Why Does AC Efficiency Matter?
Air conditioning typically accounts for 10 to 20 percent of a home’s total energy bill. The efficiency of an AC system is measured by its SEER2 rating (Seasonal Energy Efficiency Ratio), which replaced the older SEER standard in 2023. A higher SEER2 means the system produces more cooling per unit of electricity consumed.
- Minimum standard (2023+): SEER2 13.4 for most of the US (14.3 in southern states)
- Good efficiency: SEER2 16–18
- High efficiency: SEER2 20+ (variable-speed systems)
A variable-speed system — one that can modulate its compressor and fan speeds rather than simply cycling on and off — delivers significant efficiency gains, better humidity control, and quieter operation compared to single-stage systems.
Common AC Problems Explained by the Cycle
Once you understand the refrigeration cycle, common AC problems start to make more sense:
- AC blowing warm air: Could indicate low refrigerant charge (a leak), a failed compressor, or a dirty evaporator coil that can’t absorb heat effectively.

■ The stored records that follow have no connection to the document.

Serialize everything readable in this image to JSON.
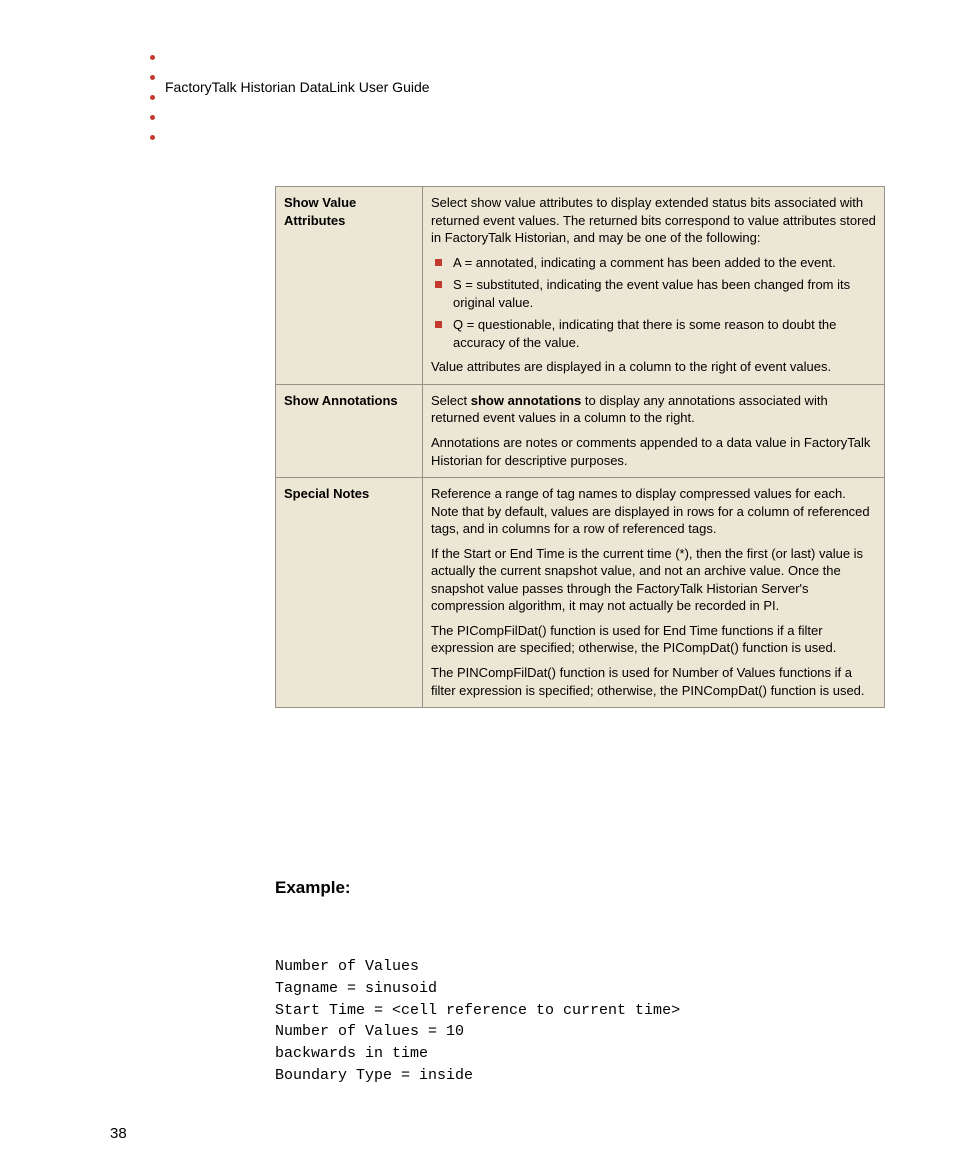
{
  "colors": {
    "accent_red": "#c23b2e",
    "table_bg": "#ece7d4",
    "table_border": "#999187",
    "text": "#000000",
    "page_bg": "#ffffff"
  },
  "header": {
    "title": "FactoryTalk Historian DataLink User Guide"
  },
  "table": {
    "rows": [
      {
        "label": "Show Value Attributes",
        "intro": "Select show value attributes to display extended status bits associated with returned event values. The returned bits correspond to value attributes stored in FactoryTalk Historian, and may be one of the following:",
        "bullets": [
          "A = annotated, indicating a comment has been added to the event.",
          "S = substituted, indicating the event value has been changed from its original value.",
          "Q = questionable, indicating that there is some reason to doubt the accuracy of the value."
        ],
        "outro": "Value attributes are displayed in a column to the right of event values."
      },
      {
        "label": "Show Annotations",
        "p1_pre": "Select ",
        "p1_bold": "show annotations",
        "p1_post": " to display any annotations associated with returned event values in a column to the right.",
        "p2": "Annotations are notes or comments appended to a data value in FactoryTalk Historian for descriptive purposes."
      },
      {
        "label": "Special Notes",
        "p1": "Reference a range of tag names to display compressed values for each. Note that by default, values are displayed in rows for a column of referenced tags, and in columns for a row of referenced tags.",
        "p2": "If the Start or End Time is the current time (*), then the first (or last) value is actually the current snapshot value, and not an archive value. Once the snapshot value passes through the FactoryTalk Historian Server's compression algorithm, it may not actually be recorded in PI.",
        "p3": "The PICompFilDat() function is used for End Time functions if a filter expression are specified; otherwise, the PICompDat() function is used.",
        "p4": "The PINCompFilDat() function is used for Number of Values functions if a filter expression is specified; otherwise, the PINCompDat() function is used."
      }
    ]
  },
  "example": {
    "heading": "Example:",
    "lines": [
      "Number of Values",
      "Tagname = sinusoid",
      "Start Time = <cell reference to current time>",
      "Number of Values = 10",
      "backwards in time",
      "Boundary Type = inside"
    ]
  },
  "page_number": "38"
}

- Ice forming on the indoor unit: Caused by restricted airflow (dirty filter or blocked vents) or low refrigerant charge — both prevent the evaporator from absorbing enough heat, causing the coil temperature to drop below freezing.
- AC running constantly without cooling: Often points to an undersized system, refrigerant leak, dirty condenser coil, or extreme outdoor temperatures preventing proper heat rejection.
- Water leaking indoors: Almost always a clogged condensate drain line — the condensation from the evaporator coil has nowhere to go and overflows the drain pan.
- High electricity bills: Dirty filters, coils, or a refrigerant charge that’s off-spec force the system to work harder and run longer to achieve the same cooling effect.
Key Takeaways
Air conditioning is one of the most elegant applications of thermodynamics in everyday life. Here’s what to remember:
- An air conditioner moves heat — it doesn’t create cold.
- The refrigeration cycle has four stages: evaporation, compression, condensation, and expansion.
- The indoor unit cools and dehumidifies your air. The outdoor unit dumps that heat outside.
- Refrigerant is the working fluid that carries heat between the two units.
- Keeping filters clean, coils clear, and drain lines open keeps the cycle running efficiently.
How does an air conditioner actually cool a room without creating cold air?
An air conditioner cools a room by moving heat from inside to outside, using a refrigerant to absorb heat from indoor air and then releasing it outside, rather than creating cold air.
What are the two fundamental physical laws that explain how air conditioning works?
The two laws are evaporation, which absorbs heat as a liquid turns into gas, and compression, which increases the temperature of the gas, enabling heat transfer.
Can you explain the six steps of the residential air conditioning cycle?
Yes, the cycle involves drawing warm air inside, refrigerant absorbing heat and evaporating, cooled air returning to the room, refrigerant being compressed, releasing heat outside through the condenser, and then passing through the expansion valve to reset and repeat.
What roles do the main components of an air conditioner play in the cooling process?
The evaporator coil absorbs heat inside, the compressor pressurizes refrigerant, the condenser coil releases heat outside, the expansion valve resets the cycle, and other components like fans and filters support airflow and maintain efficiency.
How do indoor and outdoor units differ in a split-system air conditioner?
The indoor unit contains the evaporator coil and blower fan for cooling the air and dehumidifying the room, while the outdoor unit houses the compressor and condenser coil, which expel heat to the outside environment.